Soziales Experiment "Rassismus im Bus".

Das Interessanteste an dem Clip ist, dass aus dem Experiment ohne Einsatz von Schauspielern nichts geworden wäre – zumindest nichts, für das sich später ein Sendeplatz im TV gefunden hätte: Mit Schildern alleine kann man in Essen nicht viel ausrichten. Ein O-Ton wird es später so sagen: "Dat is doch scheißegal, wat da steht!" Manche folgen allerdings auch der vermeintlichen Vorschrift. Eine Beteiligte gibt in der Nachbesprechung an, keinen Ärger zu wollen, sondern nur von A nach B, und es seien ja auch genügend Plätze frei gewesen…

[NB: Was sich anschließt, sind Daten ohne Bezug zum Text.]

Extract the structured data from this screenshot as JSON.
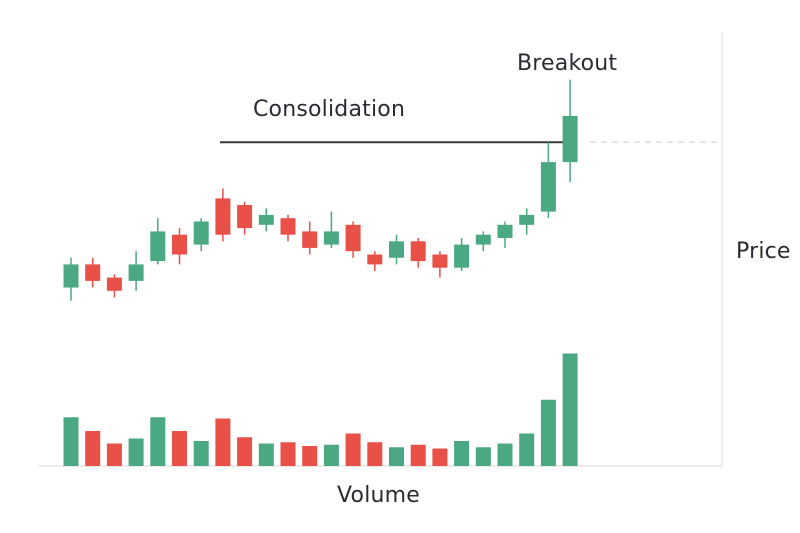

Man könnte nun auf die allgemeine Ignoranz oder den bedauerlichen (deutschen?) Gehorsam abheben, mit dem die gewollt provokanten Schilder unwidersprochen hingenommen wurden. Aber es lässt sich auch feststellen, dass es eigentlich keinen Konflikt gab, bis die Regie eingriff. Mehrmals wird laut Bericht die Situation „weiter verschärft“ durch den Auftritt von Schauspielern – und hier erst entstehen brauchbare Bilder: Als ein Schauspieler einen anderen auffordert, den Platz zu wechseln, empören sich endlich Unbeteiligte, beginnen Debatten, kommen die entsprechenden Statements.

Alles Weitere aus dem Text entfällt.